Advance Praise for Love in a F*cked Up World:

“Dean Spade has written a pragmatic, timely book to help us navigate our most intimate relationships with a collective mindset; release romance myths and approach love as a practice; and cultivate discernment and freedom where we are trained towards judgement and ownership. He teaches us with gentle, relatable clarity and questions that allow us to reflect on how we are loving each other in this fucked up gorgeous world, and how to hold on to each other as the changes come.” - adrienne maree brown, author of Loving Corrections, Pleasure Activism, and Emergent Strategy

 

“Everyday we have the chance to be the change we want to see in the world in how we treat each other. And yet, it is often in our intimate relationships that we fail to live our values - in often very painful ways. In Love In A F*cked-Up World, Dean Spade helps us love better, care better, build better, and even break up better so that we can come together (and apart) in ways that keep our communities and movements intact.”  --Ijeoma Oluo, author of So You Want To Talk About Race, Mediocre, and Be A Revolution

We Keep Each Other Safe: N95, KN95, KF94, or equivalent masks are required for this event. Please bring one if you have one, they will also be available here. If you are feeling sick please stay home and rest up! We are on the ground floor with no stairs. The bathroom may be a challenge for wheelchairs (alternative is across the street), please call us with any access questions and accomodations we can make.

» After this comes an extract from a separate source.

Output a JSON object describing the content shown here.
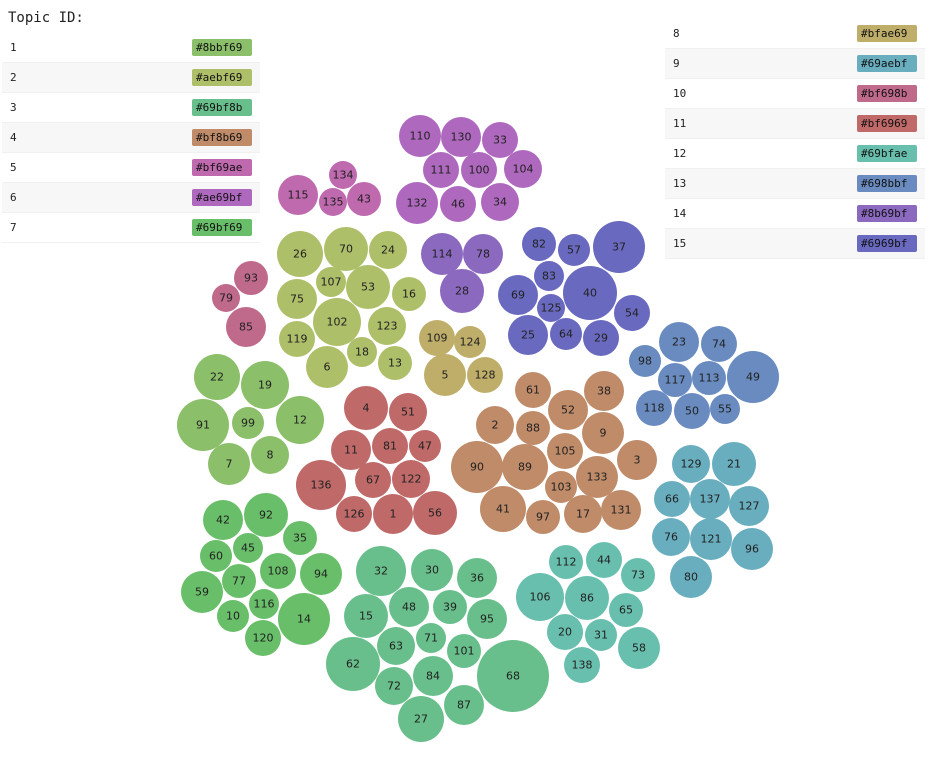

Dean Spade is the author of Normal Life: Administrative Violence, Critical Trans Politics, and the Limits of Law and Mutual Aid: Building Solidarity During This Crisis (and the next). He has worked for twenty-five years as a leading voice for trans liberation, prison abolition, and mutual aid, and has been interviewed by Bloomberg TV, Democracy Now, the Nation, the Getting Curious with Jonathan Van Ness podcast, and countless other media outlets. He teaches at the Seattle University School of Law. Find him at deanspade.net.

MORGAN BASSICHIS is a comedian, musician, and writer who has been called “a tall child or, well, a big bird” by The Nation and “fiercely hilarious” by The New Yorker. Their past performances include A Crowded Field, Questions to Ask Beforehand, Don’t Rain On My Bat Mitzvah, Nibbling the Hand that Feeds Me, Klezmer for Beginners, Damned If You Duet, More Protest Songs!, and The Faggots & Their Friends Between Revolutions: The Musical.

Morgan’s book of to-do lists, The Odd Years, was published by Wendy’s Subway in 2020. They co-edited, with Rachel Valinsky and Jay Saper, the anthology Questions to Ask Before Your Bat Mitzvah (Wendy’s Subway, 2023). Morgan has released two albums: March is for Marches with Ethan Philbrick (2019) and More Protest Songs! Live From St. Mark’s Church (2018). Their first museum show, More Little Ditties, curated by Dan Byers and Amber Esseiva, was co-commissioned in 2023 by the Carpenter Center for Visual Arts at Harvard University and the Institute for Contemporary Art at Virginia Commonwealth University.